When he was very young, he had courage. Too inexperienced to have seen all that can happen, he believed that he could make something of himself, and so he tried to fly. However his environment was not enough to support his fledging wings, and he was brought back down to earth by some well-intentioned but bad advice from someone who was supposed to lift him up.
And so he didn’t.
Later, as he came to realize that he was different, life taught him that standing out was an invitation to pain, and so he learned to blend in, and keep a mask over his face and himself. Being something other than everyone else became something that was wrong, and so he tried hard to keep his head down, find his place and stay out of pain.
He had learned that the world didn’t much care for someone like him.
Over time, he came to believe that he would never find a place where he could truly flourish; truly find peace. Every time he stuck his head up, he got knocked back down. Instead of learning that failure is a step on the path to success, he internalized each failure as a sign that he was never going to win, never going to be allowed to find happiness.
Because he was different, he was wrong, and because he was wrong, nothing was ever going to be alright.
The difficult thing about beliefs is that the longer they reside with us, the harder they are to break away from. Year after year, he lived with that story in his soul, because it was all he could see.
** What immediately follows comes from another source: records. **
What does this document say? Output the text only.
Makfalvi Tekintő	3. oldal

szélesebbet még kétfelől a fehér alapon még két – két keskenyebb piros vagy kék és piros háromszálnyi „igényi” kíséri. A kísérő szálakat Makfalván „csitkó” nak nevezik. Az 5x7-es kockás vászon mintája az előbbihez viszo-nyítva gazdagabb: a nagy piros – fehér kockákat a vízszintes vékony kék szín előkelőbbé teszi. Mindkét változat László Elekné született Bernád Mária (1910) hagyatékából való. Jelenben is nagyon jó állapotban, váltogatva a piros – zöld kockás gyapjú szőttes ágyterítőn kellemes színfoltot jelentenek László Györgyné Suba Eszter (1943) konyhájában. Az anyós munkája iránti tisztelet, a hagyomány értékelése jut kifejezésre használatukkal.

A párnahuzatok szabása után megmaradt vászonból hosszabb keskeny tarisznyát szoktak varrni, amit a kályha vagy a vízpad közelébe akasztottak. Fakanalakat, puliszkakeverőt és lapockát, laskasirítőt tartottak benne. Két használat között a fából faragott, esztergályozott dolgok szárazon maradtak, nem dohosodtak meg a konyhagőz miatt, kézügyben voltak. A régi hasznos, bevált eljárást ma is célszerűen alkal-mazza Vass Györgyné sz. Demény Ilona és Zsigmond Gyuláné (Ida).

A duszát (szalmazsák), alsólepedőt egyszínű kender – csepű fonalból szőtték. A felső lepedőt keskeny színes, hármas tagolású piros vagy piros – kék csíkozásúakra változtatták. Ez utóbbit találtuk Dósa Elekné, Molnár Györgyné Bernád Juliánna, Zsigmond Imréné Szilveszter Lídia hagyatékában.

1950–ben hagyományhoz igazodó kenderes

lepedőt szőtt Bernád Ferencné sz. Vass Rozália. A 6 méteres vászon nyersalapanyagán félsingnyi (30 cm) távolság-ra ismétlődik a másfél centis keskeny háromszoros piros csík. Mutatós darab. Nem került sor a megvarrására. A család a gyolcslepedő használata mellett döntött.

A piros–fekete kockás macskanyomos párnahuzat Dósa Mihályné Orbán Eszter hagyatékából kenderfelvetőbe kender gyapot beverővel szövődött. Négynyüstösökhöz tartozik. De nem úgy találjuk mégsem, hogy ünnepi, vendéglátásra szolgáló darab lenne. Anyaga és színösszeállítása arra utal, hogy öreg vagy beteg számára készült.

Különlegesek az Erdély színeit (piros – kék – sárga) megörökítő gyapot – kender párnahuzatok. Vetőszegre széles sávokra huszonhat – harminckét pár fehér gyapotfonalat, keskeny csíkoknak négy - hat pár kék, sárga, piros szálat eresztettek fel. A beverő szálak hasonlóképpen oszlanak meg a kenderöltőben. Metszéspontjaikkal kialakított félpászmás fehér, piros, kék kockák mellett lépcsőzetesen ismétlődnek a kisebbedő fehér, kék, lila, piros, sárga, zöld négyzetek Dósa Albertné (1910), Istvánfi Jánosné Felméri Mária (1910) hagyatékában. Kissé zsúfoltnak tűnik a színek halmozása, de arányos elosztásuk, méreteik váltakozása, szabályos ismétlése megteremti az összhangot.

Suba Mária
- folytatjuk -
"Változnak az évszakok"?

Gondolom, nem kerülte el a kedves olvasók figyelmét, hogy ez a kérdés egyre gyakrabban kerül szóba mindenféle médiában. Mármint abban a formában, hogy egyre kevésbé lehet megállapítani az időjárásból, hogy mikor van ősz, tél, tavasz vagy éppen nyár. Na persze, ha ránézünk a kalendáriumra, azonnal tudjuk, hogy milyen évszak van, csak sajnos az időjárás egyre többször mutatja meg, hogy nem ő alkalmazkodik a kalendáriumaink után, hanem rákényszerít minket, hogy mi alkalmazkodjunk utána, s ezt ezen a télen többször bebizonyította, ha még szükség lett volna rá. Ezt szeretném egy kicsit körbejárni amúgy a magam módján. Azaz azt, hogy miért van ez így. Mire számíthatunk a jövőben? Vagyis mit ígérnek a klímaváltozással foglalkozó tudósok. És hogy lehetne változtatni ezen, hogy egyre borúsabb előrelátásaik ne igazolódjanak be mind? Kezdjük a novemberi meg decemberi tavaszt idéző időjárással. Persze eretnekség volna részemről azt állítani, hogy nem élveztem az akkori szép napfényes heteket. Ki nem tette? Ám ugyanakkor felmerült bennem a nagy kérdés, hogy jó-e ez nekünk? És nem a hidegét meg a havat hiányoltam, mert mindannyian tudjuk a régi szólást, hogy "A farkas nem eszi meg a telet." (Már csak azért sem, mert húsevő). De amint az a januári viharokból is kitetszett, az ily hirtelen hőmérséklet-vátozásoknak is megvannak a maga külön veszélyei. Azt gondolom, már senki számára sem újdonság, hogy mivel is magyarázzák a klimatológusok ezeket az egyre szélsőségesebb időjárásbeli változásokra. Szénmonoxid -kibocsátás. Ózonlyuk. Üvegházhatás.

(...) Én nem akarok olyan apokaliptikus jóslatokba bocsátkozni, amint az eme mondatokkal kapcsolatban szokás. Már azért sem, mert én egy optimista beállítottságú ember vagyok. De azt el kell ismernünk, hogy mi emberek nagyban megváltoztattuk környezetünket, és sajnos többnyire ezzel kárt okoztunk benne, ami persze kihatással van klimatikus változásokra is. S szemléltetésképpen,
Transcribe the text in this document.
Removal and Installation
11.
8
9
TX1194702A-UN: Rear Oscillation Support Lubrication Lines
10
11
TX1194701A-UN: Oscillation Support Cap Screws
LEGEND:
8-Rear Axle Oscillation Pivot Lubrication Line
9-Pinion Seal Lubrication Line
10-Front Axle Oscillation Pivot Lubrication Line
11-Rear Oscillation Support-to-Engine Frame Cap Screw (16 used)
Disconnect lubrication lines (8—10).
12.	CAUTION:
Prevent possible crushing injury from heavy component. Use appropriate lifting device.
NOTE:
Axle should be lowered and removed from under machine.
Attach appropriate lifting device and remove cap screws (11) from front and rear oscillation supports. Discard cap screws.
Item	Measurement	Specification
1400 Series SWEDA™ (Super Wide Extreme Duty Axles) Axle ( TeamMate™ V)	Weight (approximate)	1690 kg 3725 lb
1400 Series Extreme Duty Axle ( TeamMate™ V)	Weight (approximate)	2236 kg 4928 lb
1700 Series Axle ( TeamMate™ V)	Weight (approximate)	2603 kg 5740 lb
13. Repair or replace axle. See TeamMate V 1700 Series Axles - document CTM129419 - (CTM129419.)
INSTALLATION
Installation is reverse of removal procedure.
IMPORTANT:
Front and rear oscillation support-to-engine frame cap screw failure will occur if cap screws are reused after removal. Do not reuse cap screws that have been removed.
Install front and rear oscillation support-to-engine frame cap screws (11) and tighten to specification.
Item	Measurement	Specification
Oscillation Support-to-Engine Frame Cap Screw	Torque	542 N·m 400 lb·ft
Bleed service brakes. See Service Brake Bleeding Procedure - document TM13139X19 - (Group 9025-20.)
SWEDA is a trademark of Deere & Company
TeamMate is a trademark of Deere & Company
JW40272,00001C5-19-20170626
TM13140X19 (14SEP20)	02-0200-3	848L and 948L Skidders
He had learned enough of pain and failure to feel that he deserved it, because after all, what was the universe there for but to punish the deficient?
One of my favorite authors once wrote something sort of like this: ‘You don’t need whips on their bodies when they have chains in their heads’.
The dangerous things about beliefs is that we tend to interpret everything through the lens of that which we believe. Instead of experiencing life with wonder, he came to see it with trepidation and fear. People often ask ‘if you knew you couldn’t fail, what would you try’, but they never stop to consider those who are trying, even though they secretly believe they can never succeed.
In a world where success is the ultimate endowment of ‘goodness’, the courage to try is very rarely mentioned, and even more rarely applauded.
As he grew into a man, the belief grew with him. He found himself trapped in a hell that he felt was of his own making; a very personal purgatory that seemed as deserved as it was deliberate. Even though he knew he was capable of doing, he lived with the ingrained reality that he was never going to be good enough, and would never be allowed to succeed.
But since he shared this with nobody, because he didn’t want to reveal his deficiencies, he had no-one who could make him believe otherwise.
Over time, he began to understand that the way he saw things, the way he believed things to be, was probably not exactly how they really were. And since it seemed that his life was not a permanent vendetta from the universe, he transitioned his beliefs into something more personal, and yet more damaging.
Because if the universe wasn’t doing this to him, then he alone was responsible for doing this to himself.
The transition of belief is a fascinating thing to watch. It’s remarkable how people can switch one concept of belief to another, and yet at the core, the message, or the meaning, remains the same. As the boy now man moved from one step to another, he danced with reality in such a way that he never had to question the underlying outcome of the way he framed his experiences.
And yet the way we truly escape the corrosive beliefs that hold us back is not only through questions, which are always important, but through experience. To question reality is to seek answers, and answers are merely the interpretation of an experience. Sometimes those experiences will push us forward, while some will try to drag us back into the past.
For the man who was a boy, the past was painful, the present uncertain, and the future clouded by the presence of hope and fears.
He who has yet to feel the warmth of the rising sun can trust only in the small light that he sees early in the morning.
And continue walking in the hope of a better day to come.